An “alarming” lack of knowledge and expertise within the nation’s public health system, as well as restrictive eligibility requirements, has made it almost impossible for trans people to access safe hormone therapy or other gender treatment, the group wrote in a report published yesterday.
In China, trans people are classified as having a mental illness and require the consent of their families for sex reassignment surgery, the researchers found.
The prevalence of discrimination and stigma means many choose not to tell their families, they said.
“China is failing transgender people,” said Doriane Lau, China researcher at Amnesty. “Discriminatory laws and policies have left many people feeling they have no choice but to risk their lives by performing extremely dangerous surgery on themselves and seeking unsafe hormone drugs on the black market.”

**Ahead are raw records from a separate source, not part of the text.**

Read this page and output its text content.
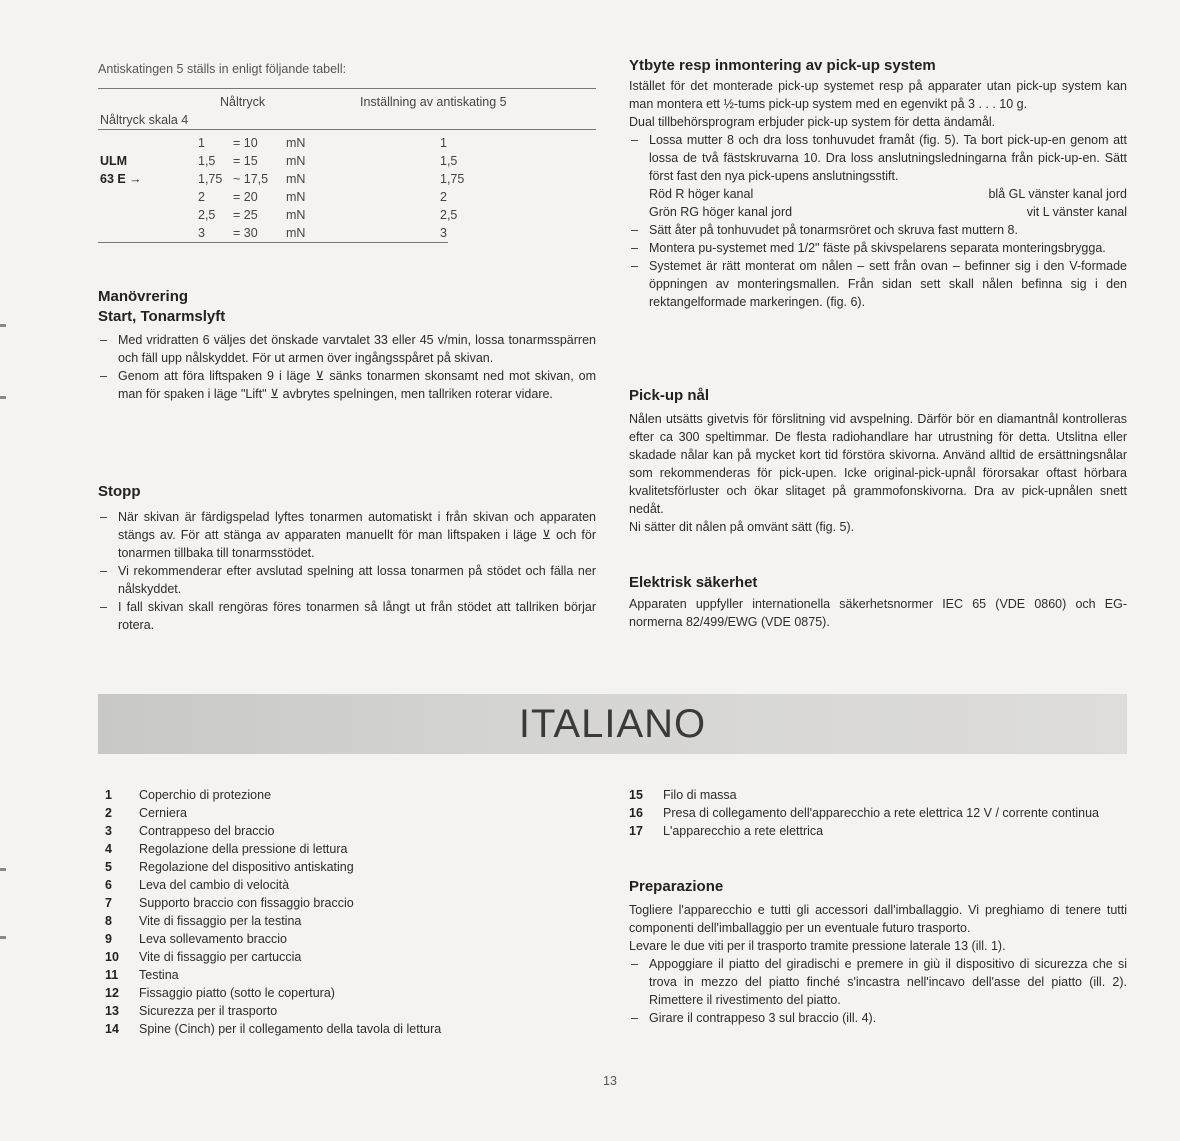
Antiskatingen 5 ställs in enligt följande tabell:

Nåltryck	Inställning av antiskating 5
Nåltryck skala 4
1 = 10 mN	1
ULM	1,5 = 15 mN	1,5
63 E →	1,75 ~ 17,5 mN	1,75
2 = 20 mN	2
2,5 = 25 mN	2,5
3 = 30 mN	3
Manövrering
Start, Tonarmslyft
– Med vridratten 6 väljes det önskade varvtalet 33 eller 45 v/min, lossa tonarmsspärren och fäll upp nålskyddet. För ut armen över ingångsspåret på skivan.
– Genom att föra liftspaken 9 i läge ⊻ sänks tonarmen skonsamt ned mot skivan, om man för spaken i läge "Lift" ⊻ avbrytes spelningen, men tallriken roterar vidare.
Stopp
– När skivan är färdigspelad lyftes tonarmen automatiskt i från skivan och apparaten stängs av. För att stänga av apparaten manuellt för man liftspaken i läge ⊻ och för tonarmen tillbaka till tonarmsstödet.
– Vi rekommenderar efter avslutad spelning att lossa tonarmen på stödet och fälla ner nålskyddet.
– I fall skivan skall rengöras föres tonarmen så långt ut från stödet att tallriken börjar rotera.
Ytbyte resp inmontering av pick-up system

Istället för det monterade pick-up systemet resp på apparater utan pick-up system kan man montera ett ½-tums pick-up system med en egenvikt på 3 . . . 10 g.

Dual tillbehörsprogram erbjuder pick-up system för detta ändamål.

– Lossa mutter 8 och dra loss tonhuvudet framåt (fig. 5). Ta bort pick-up-en genom att lossa de två fästskruvarna 10. Dra loss anslutningsledningarna från pick-up-en. Sätt först fast den nya pick-upens anslutningsstift.
Röd R höger kanal	blå GL vänster kanal jord
Grön RG höger kanal jord	vit L vänster kanal
– Sätt åter på tonhuvudet på tonarmsröret och skruva fast muttern 8.
– Montera pu-systemet med 1/2" fäste på skivspelarens separata monteringsbrygga.
– Systemet är rätt monterat om nålen – sett från ovan – befinner sig i den V-formade öppningen av monteringsmallen. Från sidan sett skall nålen befinna sig i den rektangelformade markeringen. (fig. 6).
Pick-up nål

Nålen utsätts givetvis för förslitning vid avspelning. Därför bör en diamantnål kontrolleras efter ca 300 speltimmar. De flesta radiohandlare har utrustning för detta. Utslitna eller skadade nålar kan på mycket kort tid förstöra skivorna. Använd alltid de ersättningsnålar som rekommenderas för pick-upen. Icke original-pick-upnål förorsakar oftast hörbara kvalitetsförluster och ökar slitaget på grammofonskivorna. Dra av pick-upnålen snett nedåt.

Ni sätter dit nålen på omvänt sätt (fig. 5).

Elektrisk säkerhet

Apparaten uppfyller internationella säkerhetsnormer IEC 65 (VDE 0860) och EG-normerna 82/499/EWG (VDE 0875).

ITALIANO
1	Coperchio di protezione
2	Cerniera
3	Contrappeso del braccio
4	Regolazione della pressione di lettura
5	Regolazione del dispositivo antiskating
6	Leva del cambio di velocità
7	Supporto braccio con fissaggio braccio
8	Vite di fissaggio per la testina
9	Leva sollevamento braccio
10	Vite di fissaggio per cartuccia
11	Testina
12	Fissaggio piatto (sotto le copertura)
13	Sicurezza per il trasporto
14	Spine (Cinch) per il collegamento della tavola di lettura
15	Filo di massa
16	Presa di collegamento dell'apparecchio a rete elettrica 12 V / corrente continua
17	L'apparecchio a rete elettrica
Preparazione

Togliere l'apparecchio e tutti gli accessori dall'imballaggio. Vi preghiamo di tenere tutti componenti dell'imballaggio per un eventuale futuro trasporto.

Levare le due viti per il trasporto tramite pressione laterale 13 (ill. 1).

– Appoggiare il piatto del giradischi e premere in giù il dispositivo di sicurezza che si trova in mezzo del piatto finché s'incastra nell'incavo dell'asse del piatto (ill. 2). Rimettere il rivestimento del piatto.
– Girare il contrappeso 3 sul braccio (ill. 4).
13
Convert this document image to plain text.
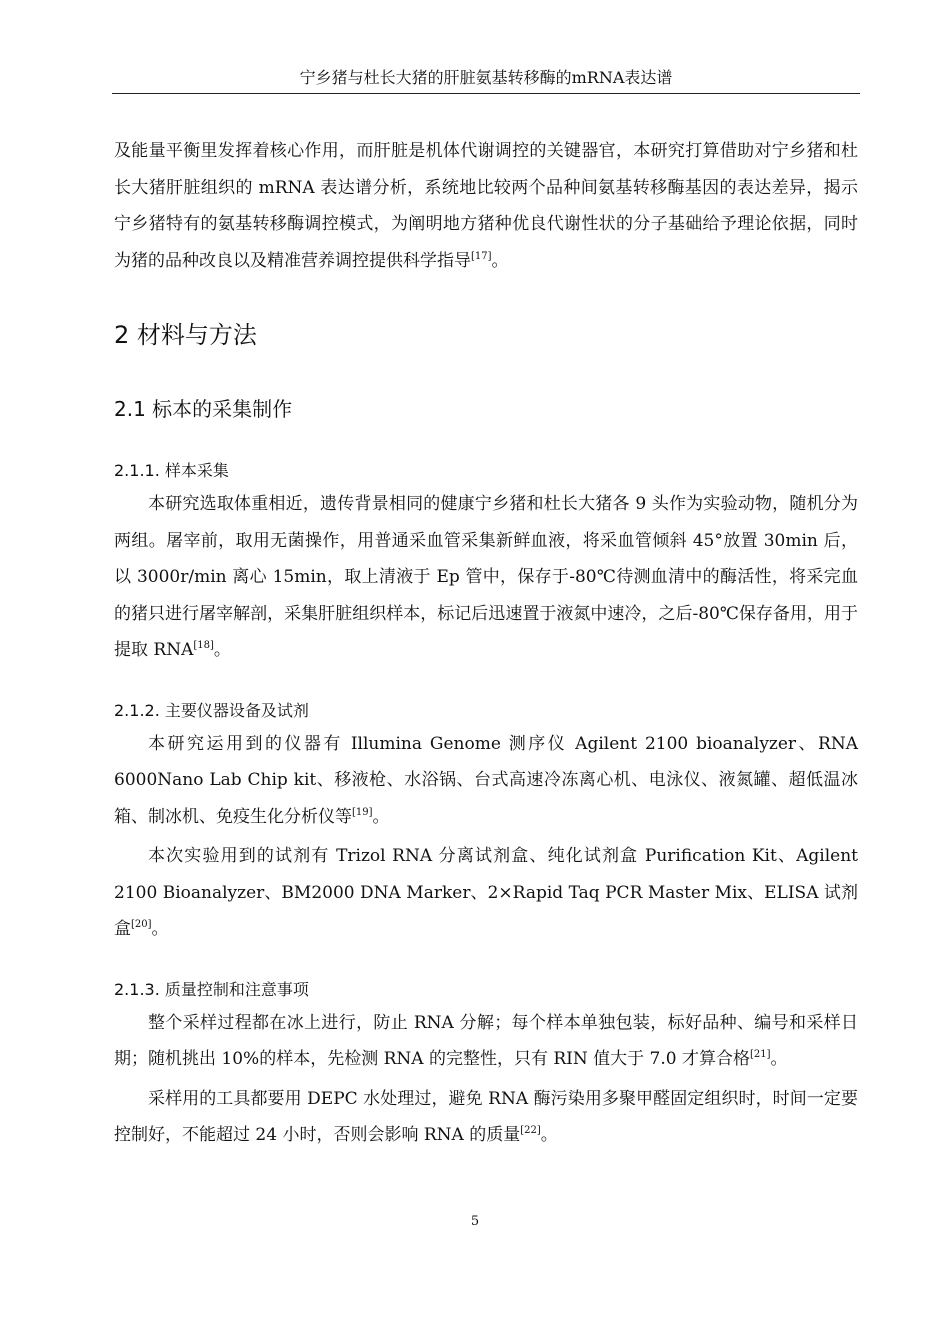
宁乡猪与杜长大猪的肝脏氨基转移酶的mRNA表达谱

及能量平衡里发挥着核心作用，而肝脏是机体代谢调控的关键器官，本研究打算借助对宁乡猪和杜长大猪肝脏组织的 mRNA 表达谱分析，系统地比较两个品种间氨基转移酶基因的表达差异，揭示宁乡猪特有的氨基转移酶调控模式，为阐明地方猪种优良代谢性状的分子基础给予理论依据，同时为猪的品种改良以及精准营养调控提供科学指导[17]。

2 材料与方法
2.1 标本的采集制作
2.1.1. 样本采集

本研究选取体重相近，遗传背景相同的健康宁乡猪和杜长大猪各 9 头作为实验动物，随机分为两组。屠宰前，取用无菌操作，用普通采血管采集新鲜血液，将采血管倾斜 45°放置 30min 后，以 3000r/min 离心 15min，取上清液于 Ep 管中，保存于-80℃待测血清中的酶活性，将采完血的猪只进行屠宰解剖，采集肝脏组织样本，标记后迅速置于液氮中速冷，之后-80℃保存备用，用于提取 RNA[18]。

2.1.2. 主要仪器设备及试剂

本研究运用到的仪器有 Illumina Genome 测序仪 Agilent 2100 bioanalyzer、RNA 6000Nano Lab Chip kit、移液枪、水浴锅、台式高速冷冻离心机、电泳仪、液氮罐、超低温冰箱、制冰机、免疫生化分析仪等[19]。

本次实验用到的试剂有 Trizol RNA 分离试剂盒、纯化试剂盒 Purification Kit、Agilent 2100 Bioanalyzer、BM2000 DNA Marker、2×Rapid Taq PCR Master Mix、ELISA 试剂盒[20]。

2.1.3. 质量控制和注意事项

整个采样过程都在冰上进行，防止 RNA 分解；每个样本单独包装，标好品种、编号和采样日期；随机挑出 10%的样本，先检测 RNA 的完整性，只有 RIN 值大于 7.0 才算合格[21]。

采样用的工具都要用 DEPC 水处理过，避免 RNA 酶污染用多聚甲醛固定组织时，时间一定要控制好，不能超过 24 小时，否则会影响 RNA 的质量[22]。

5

Transgender people are “invisible” in China’s healthcare system, Amnesty International said.
They face entrenched discrimination at home, school and at work, as well as when seeking healthcare, it said.
In 2017, a report stated that more than 1,000 people in the country had undergone gender surgery and 400,000 people were planning to do so. Two of the 15 people interviewed by Amnesty researchers spoke of trauma after attempting surgery on themselves.
“I thought I was an abnormal person,” said Huiming, 30, from Hangzhou, who was born with male sex characteristics, but identified as female.
After unsuccessfully seeking out a black market doctor for gender surgery, in 2016 Huiming attempted surgery.
“How could I explain this to my family?” said Huiming, whose name has been changed for this report. “I was both happy and scared. I was scared because I was bleeding so badly, I could die right there. I feared I would still die a man, since I only did part of my surgery.”
Huiming, who was rushed to hospital after the attempt, eventually traveled to Thailand for treatment.
Other trans people told Amnesty of how they had resorted to buying potentially unsafe hormones online, via information on social media, without knowing whether the drugs were genuine, or if they might cause harmful side effects.
Shansan, 21, a transgender man from Beijing, said: “I couldn’t tell if the drugs were authentic. I think there isn’t anything lethal in these drugs, but what better options do I have?”
Shansan’s name was also changed for this report.
Lau said: “The Chinese government can show it is serious in addressing discrimination against the LGBTI community by removing the barriers transgender people face when trying to access safe gender-affirming treatments.”
Peking University Third Hospital, which opened last year, is the only multidisciplinary clinic in China that specializes in a range of gender treatments.
Amnesty’s local partners in China said they found it difficult to recruit interviewees on a large scale for the report due to fear of the potential repercussions.